You can readily argue that if NetSuite is prepared to hold out the carrot of 100% first year revenue then it has a strong incentive to delight those customers. If customers are not happy in month nine then the chances of a difficult negotiation over year two fees is bound to ensue. Far better to have the customer up and running with happy users by month nine. It will not be do-able in all cases but should be possible in the majority.
I suspect some incentives, like the waiver of fees and free training for a few reps will become a permanent feature. When you run the numbers, $5,000 even for 1,000 new channel partners is barely a rounding error on NetSuite revenue. "I can see that [first year fee waiver] happening. We see partners bog down fiscally over fees. We all know it's some couple of hundred thousand dollar investment to build a practice but there is some degree where it's if I've got to pay you a few thousand dollars in fees it makes me feel bad."
More broadly, I see this program as a recognition that selling cloud based ERP is no longer the NetSuite slam dunk it once was. The company has had the luxury of pretty much having the market to itself and benefiting accordingly. Some of its more recent wins have been impressive.

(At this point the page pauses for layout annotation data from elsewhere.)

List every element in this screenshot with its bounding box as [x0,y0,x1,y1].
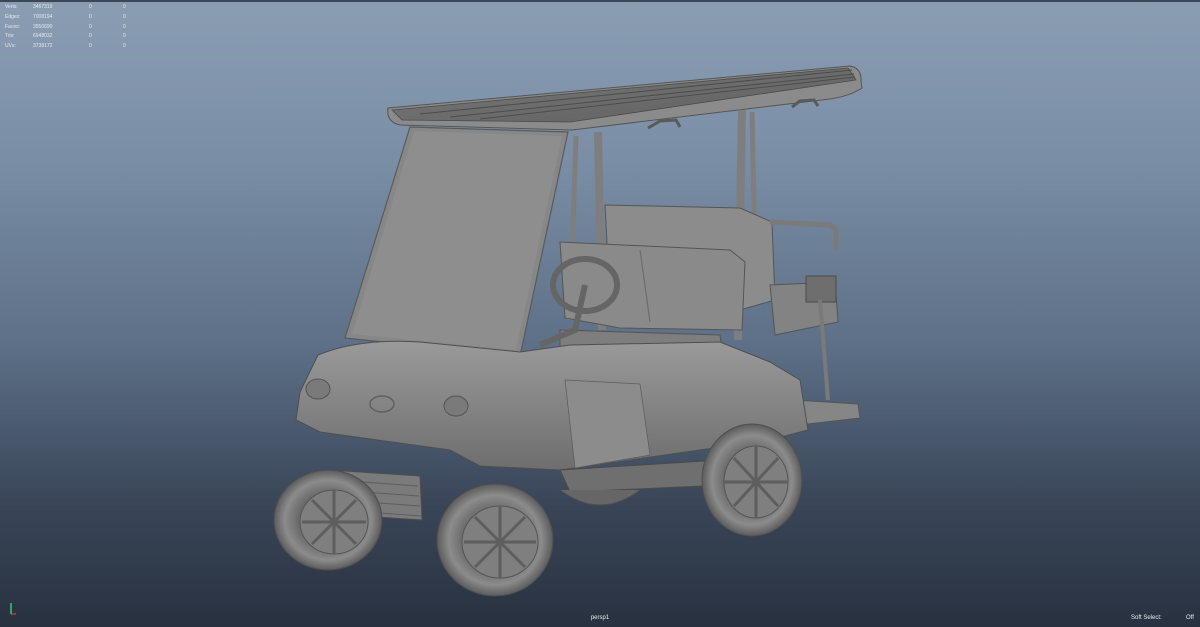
wheel-rear-right [701,423,803,537]
camera-name-label: persp1 [590,615,610,621]
wheel-rear-left [559,489,641,506]
golf-cart-model[interactable] [0,0,1200,627]
viewport-3d[interactable]: Verts: 3467319 0 0 Edges: 7008194 0 0 Fa… [0,0,1200,627]
soft-select-label: Soft Select: [1131,615,1162,621]
wheel-front-left [273,469,383,571]
soft-select-status: Off [1186,615,1194,621]
view-axis-icon [10,603,16,615]
roof-canopy [387,65,863,131]
wheel-front-right [436,483,554,597]
windshield [344,126,569,357]
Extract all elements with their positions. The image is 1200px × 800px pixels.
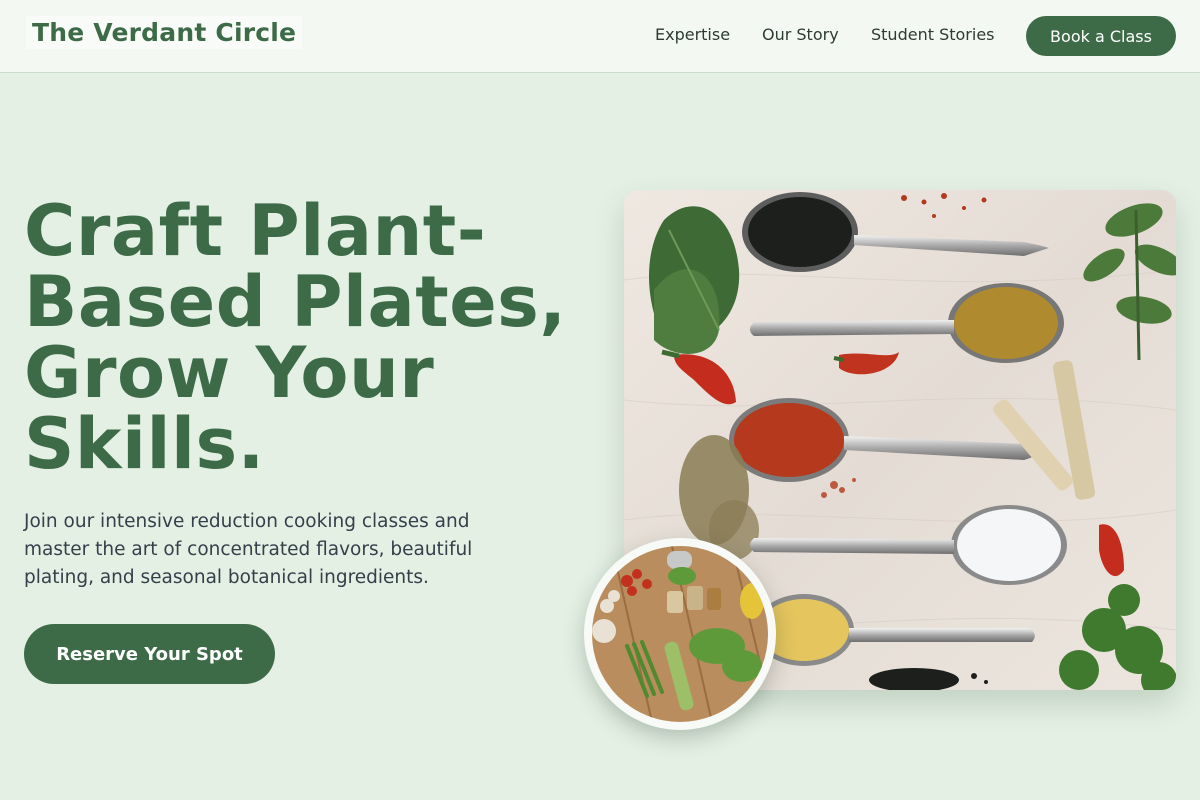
nav-link-our-story[interactable]: Our Story — [762, 25, 839, 44]
nav-link-expertise[interactable]: Expertise — [655, 25, 730, 44]
top-navbar: The Verdant Circle Expertise Our Story S… — [0, 0, 1200, 73]
hero-subtext: Join our intensive reduction cooking cla… — [24, 511, 473, 588]
nav-link-student-stories[interactable]: Student Stories — [871, 25, 995, 44]
vegetables-ingredients-photo — [592, 546, 768, 722]
headline-line-2: Based Plates, — [24, 261, 567, 343]
inset-photo-frame — [584, 538, 776, 730]
book-a-class-button[interactable]: Book a Class — [1026, 16, 1176, 56]
reserve-your-spot-button[interactable]: Reserve Your Spot — [24, 624, 275, 684]
headline-line-4: Skills. — [24, 403, 265, 485]
headline-line-3: Grow Your — [24, 332, 435, 414]
headline-line-1: Craft Plant- — [24, 190, 487, 272]
hero-headline: Craft Plant- Based Plates, Grow Your Ski… — [24, 196, 604, 480]
brand-logo-text[interactable]: The Verdant Circle — [26, 16, 303, 49]
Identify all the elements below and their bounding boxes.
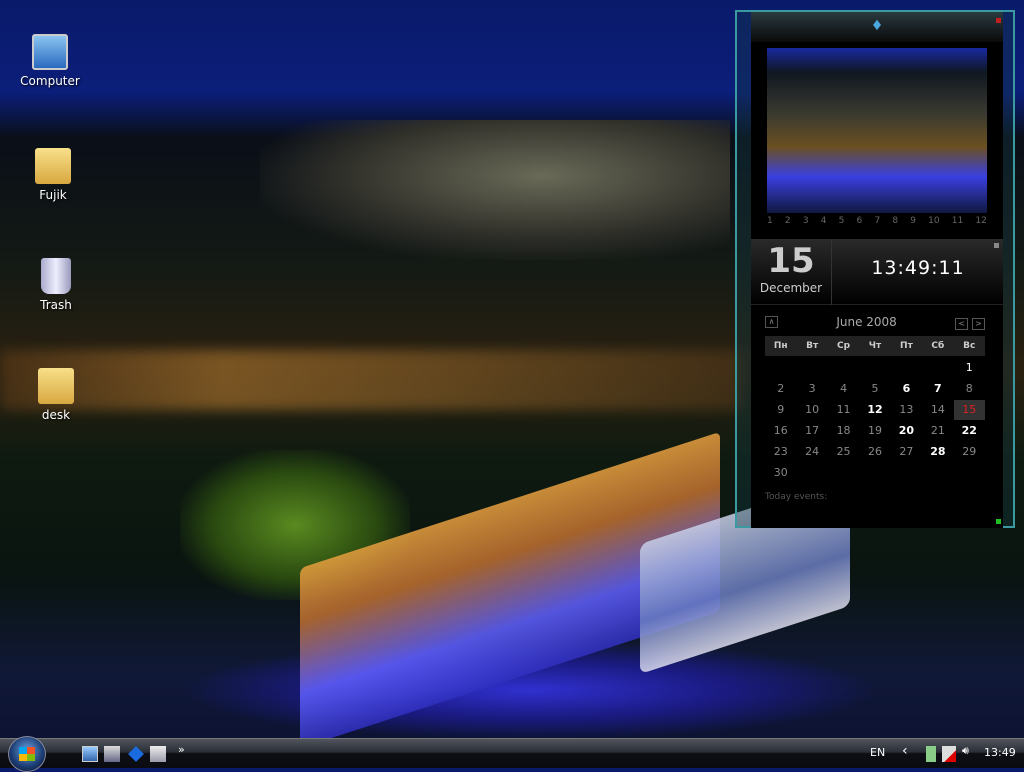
switch-windows-icon[interactable] [150, 746, 166, 762]
calendar-day[interactable]: 2 [765, 382, 796, 395]
show-desktop-icon[interactable] [82, 746, 98, 762]
calendar-day[interactable]: 20 [891, 424, 922, 437]
month-calendar: ∧ June 2008 < > ПнВтСрЧтПтСбВс 123456789… [765, 312, 985, 483]
calendar-clock-gadget[interactable]: ♦ 123456789101112 15 December 13:49:11 ∧… [735, 10, 1015, 528]
calendar-day[interactable]: 12 [859, 403, 890, 416]
volume-icon[interactable]: 🔊︎ [962, 744, 969, 758]
calendar-day[interactable]: 10 [796, 403, 827, 416]
close-indicator[interactable] [996, 18, 1001, 23]
desktop-icon-fujik[interactable]: Fujik [13, 148, 93, 202]
photo-page-link[interactable]: 1 [767, 216, 773, 226]
calendar-day-today[interactable]: 15 [954, 400, 985, 420]
calendar-day[interactable]: 9 [765, 403, 796, 416]
calendar-day[interactable]: 6 [891, 382, 922, 395]
calendar-day[interactable]: 3 [796, 382, 827, 395]
digital-clock: 13:49:11 [833, 257, 1003, 279]
collapse-button[interactable]: ∧ [765, 316, 778, 328]
photo-page-link[interactable]: 3 [803, 216, 809, 226]
photo-page-link[interactable]: 2 [785, 216, 791, 226]
recycle-bin-icon [41, 258, 71, 294]
next-month-button[interactable]: > [972, 318, 985, 330]
date-clock-panel: 15 December 13:49:11 [751, 239, 1003, 305]
photo-slideshow[interactable] [767, 48, 987, 213]
calendar-day[interactable]: 13 [891, 403, 922, 416]
calendar-day[interactable]: 27 [891, 445, 922, 458]
network-disconnected-icon[interactable] [942, 746, 956, 762]
calendar-day[interactable]: 25 [828, 445, 859, 458]
calendar-day[interactable]: 26 [859, 445, 890, 458]
weekday-header: ПнВтСрЧтПтСбВс [765, 336, 985, 356]
calendar-day[interactable]: 8 [954, 382, 985, 395]
weekday-label: Пн [765, 341, 796, 351]
photo-page-link[interactable]: 5 [839, 216, 845, 226]
calendar-day[interactable]: 30 [765, 466, 796, 479]
calendar-day[interactable]: 18 [828, 424, 859, 437]
photo-page-numbers: 123456789101112 [767, 216, 987, 226]
show-hidden-icons-button[interactable]: ‹ [902, 743, 908, 759]
start-button[interactable] [8, 736, 46, 772]
photo-page-link[interactable]: 7 [874, 216, 880, 226]
status-indicator [996, 519, 1001, 524]
drop-icon: ♦ [751, 12, 1003, 42]
calendar-day[interactable]: 5 [859, 382, 890, 395]
photo-page-link[interactable]: 4 [821, 216, 827, 226]
language-indicator[interactable]: EN [870, 746, 885, 759]
computer-icon[interactable] [104, 746, 120, 762]
day-grid: 1234567891011121314151617181920212223242… [765, 357, 985, 483]
calendar-day[interactable]: 14 [922, 403, 953, 416]
photo-page-link[interactable]: 12 [975, 216, 986, 226]
weekday-label: Вс [954, 341, 985, 351]
photo-page-link[interactable]: 8 [892, 216, 898, 226]
calendar-day[interactable]: 11 [828, 403, 859, 416]
settings-indicator[interactable] [994, 243, 999, 248]
weekday-label: Вт [796, 341, 827, 351]
taskbar: » EN ‹ 🔊︎ 13:49 [0, 738, 1024, 768]
calendar-day[interactable]: 21 [922, 424, 953, 437]
photo-page-link[interactable]: 10 [928, 216, 939, 226]
photo-page-link[interactable]: 6 [857, 216, 863, 226]
weekday-label: Пт [891, 341, 922, 351]
calendar-day[interactable]: 29 [954, 445, 985, 458]
prev-month-button[interactable]: < [955, 318, 968, 330]
windows-logo-icon [19, 747, 35, 761]
calendar-day[interactable]: 17 [796, 424, 827, 437]
calendar-day[interactable]: 16 [765, 424, 796, 437]
computer-icon [32, 34, 68, 70]
calendar-day[interactable]: 1 [954, 361, 985, 374]
calendar-day[interactable]: 4 [828, 382, 859, 395]
weekday-label: Чт [859, 341, 890, 351]
quicklaunch-more-button[interactable]: » [178, 743, 185, 756]
photo-page-link[interactable]: 11 [952, 216, 963, 226]
calendar-day[interactable]: 19 [859, 424, 890, 437]
date-day: 15 [751, 241, 831, 281]
calendar-title: June 2008 [836, 315, 897, 329]
calendar-day[interactable]: 22 [954, 424, 985, 437]
calendar-day[interactable]: 23 [765, 445, 796, 458]
taskbar-clock[interactable]: 13:49 [984, 746, 1016, 759]
weekday-label: Сб [922, 341, 953, 351]
desktop-icon-computer[interactable]: Computer [10, 34, 90, 88]
calendar-day[interactable]: 24 [796, 445, 827, 458]
desktop-icon-desk[interactable]: desk [16, 368, 96, 422]
diamond-app-icon[interactable] [128, 746, 144, 762]
desktop-icon-trash[interactable]: Trash [16, 258, 96, 312]
today-events-label: Today events: [765, 492, 827, 502]
weekday-label: Ср [828, 341, 859, 351]
power-icon[interactable] [926, 746, 936, 762]
folder-icon [35, 148, 71, 184]
calendar-day[interactable]: 28 [922, 445, 953, 458]
date-month: December [751, 281, 831, 295]
calendar-day[interactable]: 7 [922, 382, 953, 395]
folder-icon [38, 368, 74, 404]
photo-page-link[interactable]: 9 [910, 216, 916, 226]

Weighing its 6,000+ customers against SAP's 270 may seem like overwhelming odds in NetSuite's favour. But NetSuite is not standing on its laurels or assuming that SAP does not represent credible opposition: "We are starting to see them in deals," Craig said. That combined with SAP's ability to throw many millions at marketing, almost without noticing, means NetSuite has to up its game. This is the first in what I expect will be many steps along that path and for that NetSuite should be congratulated.